フクモリ
まあ、相も変わらず古いアルバムだ。
以前、まったく彼に対する知識もないままに、直感的に「たぶんスゴいひと」と思ってアルバムを買って以来、年に1度、何かしらのアルバムを購入している。
中島ノブユキ。ピアニストであり作曲家であり、思った以上にスゴいひと。
最初に買ったアルバムは「カンチェラーレ」。完全なるジャケ買いだが、なんとも「売れなそう」な雰囲気を醸し出している(失礼)。
それでも気に入ってしまったのだ、私は。
きっかけはこの時期の恒例、ホワイトデーに奧さまへのプレゼントのひとつとして購入した。これが始まりだった。ここから毎年、1枚ずつプレゼントしている。

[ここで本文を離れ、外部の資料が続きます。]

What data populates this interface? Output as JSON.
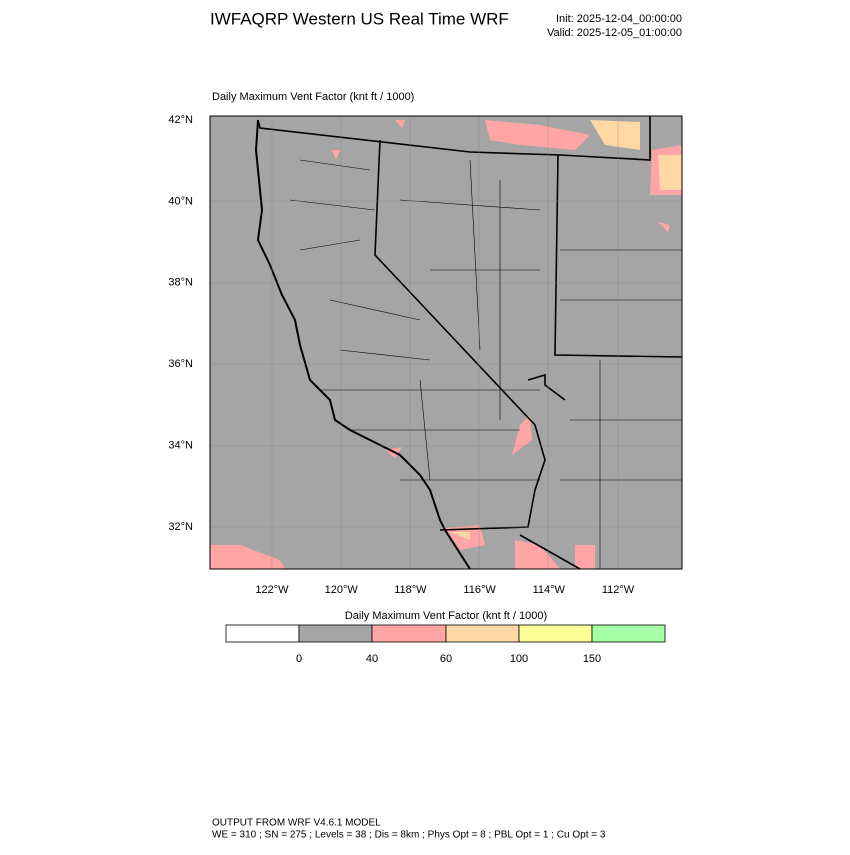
{
  "header": {
    "title": "IWFAQRP Western US Real Time WRF",
    "init": "Init: 2025-12-04_00:00:00",
    "valid": "Valid: 2025-12-05_01:00:00"
  },
  "map": {
    "title": "Daily Maximum Vent Factor   (knt ft / 1000)",
    "lat_labels": [
      "42°N",
      "40°N",
      "38°N",
      "36°N",
      "34°N",
      "32°N"
    ],
    "lon_labels": [
      "122°W",
      "120°W",
      "118°W",
      "116°W",
      "114°W",
      "112°W"
    ]
  },
  "colorbar": {
    "title": "Daily Maximum Vent Factor  (knt ft / 1000)",
    "labels": [
      "0",
      "40",
      "60",
      "100",
      "150"
    ]
  },
  "footer": {
    "lines": [
      "OUTPUT FROM WRF V4.6.1 MODEL",
      "WE = 310 ; SN = 275 ; Levels = 38 ; Dis = 8km ; Phys Opt = 8 ; PBL Opt = 1 ; Cu Opt = 3"
    ]
  }
}
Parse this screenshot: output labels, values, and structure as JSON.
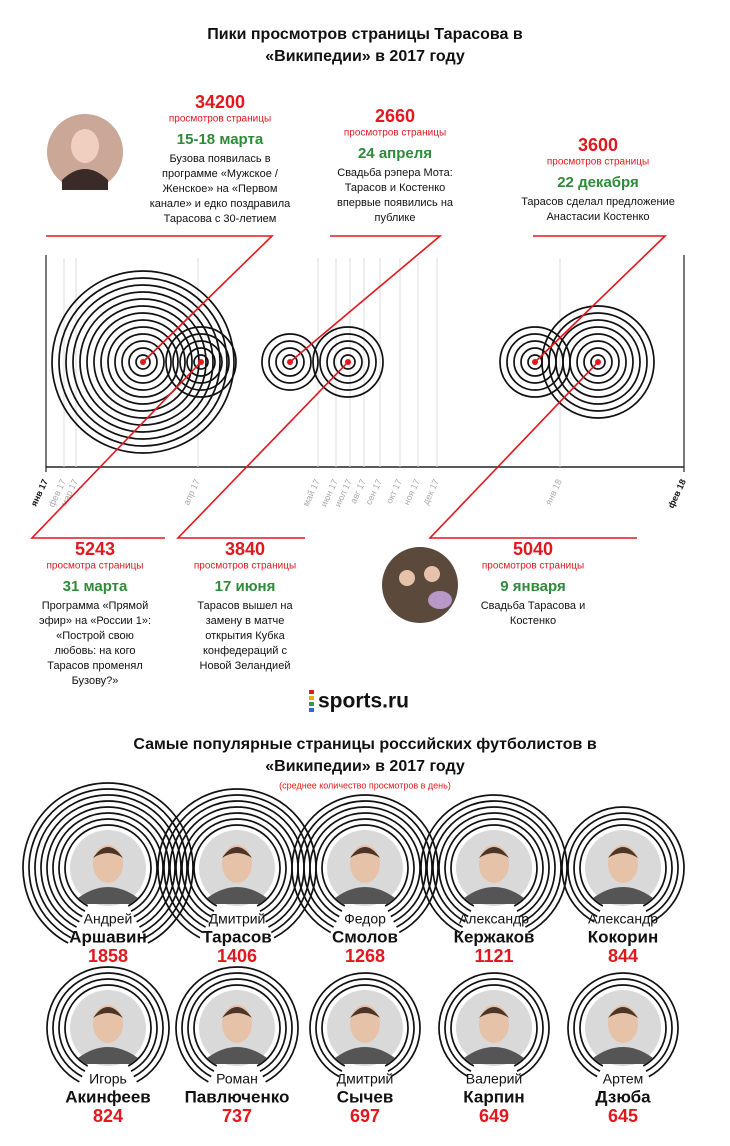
{
  "header": {
    "title_lines": [
      "Пики просмотров страницы Тарасова в",
      "«Википедии»  в 2017 году"
    ]
  },
  "timeline": {
    "months": [
      "янв 17",
      "фев 17",
      "мар 17",
      "апр 17",
      "май 17",
      "июн 17",
      "июл 17",
      "авг 17",
      "сен 17",
      "окт 17",
      "ноя 17",
      "дек 17",
      "янв 18",
      "фев 18"
    ],
    "events_top": [
      {
        "views": 34200,
        "unit": "просмотров страницы",
        "date": "15-18 марта",
        "description": [
          "Бузова появилась в",
          "программе «Мужское /",
          "Женское» на «Первом",
          "канале» и едко поздравила",
          "Тарасова с 30-летием"
        ]
      },
      {
        "views": 2660,
        "unit": "просмотров страницы",
        "date": "24 апреля",
        "description": [
          "Свадьба рэпера Мота:",
          "Тарасов и Костенко",
          "впервые появились на",
          "публике"
        ]
      },
      {
        "views": 3600,
        "unit": "просмотров страницы",
        "date": "22 декабря",
        "description": [
          "Тарасов сделал предложение",
          "Анастасии Костенко"
        ]
      }
    ],
    "events_bottom": [
      {
        "views": 5243,
        "unit": "просмотра страницы",
        "date": "31 марта",
        "description": [
          "Программа «Прямой",
          "эфир» на «России 1»:",
          "«Построй свою",
          "любовь: на кого",
          "Тарасов променял",
          "Бузову?»"
        ]
      },
      {
        "views": 3840,
        "unit": "просмотров страницы",
        "date": "17 июня",
        "description": [
          "Тарасов вышел на",
          "замену в матче",
          "открытия Кубка",
          "конфедераций с",
          "Новой Зеландией"
        ]
      },
      {
        "views": 5040,
        "unit": "просмотров страницы",
        "date": "9 января",
        "description": [
          "Свадьба Тарасова и",
          "Костенко"
        ]
      }
    ]
  },
  "logo": "sports.ru",
  "players_section": {
    "title_lines": [
      "Самые популярные страницы российских футболистов в",
      "«Википедии»  в 2017 году"
    ],
    "subtitle": "(среднее количество просмотров в день)",
    "players": [
      {
        "first_name": "Андрей",
        "last_name": "Аршавин",
        "views": 1858
      },
      {
        "first_name": "Дмитрий",
        "last_name": "Тарасов",
        "views": 1406
      },
      {
        "first_name": "Федор",
        "last_name": "Смолов",
        "views": 1268
      },
      {
        "first_name": "Александр",
        "last_name": "Кержаков",
        "views": 1121
      },
      {
        "first_name": "Александр",
        "last_name": "Кокорин",
        "views": 844
      },
      {
        "first_name": "Игорь",
        "last_name": "Акинфеев",
        "views": 824
      },
      {
        "first_name": "Роман",
        "last_name": "Павлюченко",
        "views": 737
      },
      {
        "first_name": "Дмитрий",
        "last_name": "Сычев",
        "views": 697
      },
      {
        "first_name": "Валерий",
        "last_name": "Карпин",
        "views": 649
      },
      {
        "first_name": "Артем",
        "last_name": "Дзюба",
        "views": 645
      }
    ]
  }
}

世に出された順番とかは気にしていない。その時々で気になったアルバムを購入している。昨年は久々のピアノソロということで最新版を購入したが、これがまた、特に地味で暗いアルバムだったりもした。
そう、このひとの曲は基本的に暗い。そのなかでも極めつけだった。
で、そんなこともあって今年はもう少し明るいであろうアルバムを。
ゲストが多数参加している。彼がいかにスゴい方か、ゲストの顔ぶれを見ると分かる。
石井マサユキ、北村聡、鈴木正人、田村玄一、持田香織、森俊二…
そんなに友だち多くできそうな曲は書いてないように思うのだが(失礼)…。
とても繊細で、どこか孤独を感じさせるピアノだ。しかし、孤独を寂しいものとは感じていないような、穏やかさと充実を感じる。
不思議なピアノだ。
このアルバムを購入するまでに、何年もかかった。ずっとこのアルバムをライブ盤だと思っていたのだ。で、彼のピアノとライブという空間が、あまりイメージできなかった。
しかし違った。
このアルバムは、東神田にあるカフェ兼定食屋「フクモリ」の開店二周年を記念して作られたそうだ。中島氏は、ここで毎月ライブを行っているらしい。その過程で交流が生まれた面々とのコラボレーション、というのがこのアルバムだった。紛らわしい…。
カバー曲が多い。しかしアルバムを通して感じるのは、やはりこのアルバムが「中島ノブユキのアルバム」という印象。
そうとう暗いね、中島さん。
うん、キライじゃないよ。
けっきょくのところ、個人的に私が気に入っているのだ。プレゼントにかこつけて買っているが、毎年こうして買っているのは、この独特の暗さが好きだからに他ならない。
それにしても、開店二周年にしてこれだけの面子を集めた「フクモリ」というお店も気になる。すでに現在は10周年ぐらいになるだろうか。東神田ならそこまで遠くないし、そのうち遊びに行ってみたいと思う。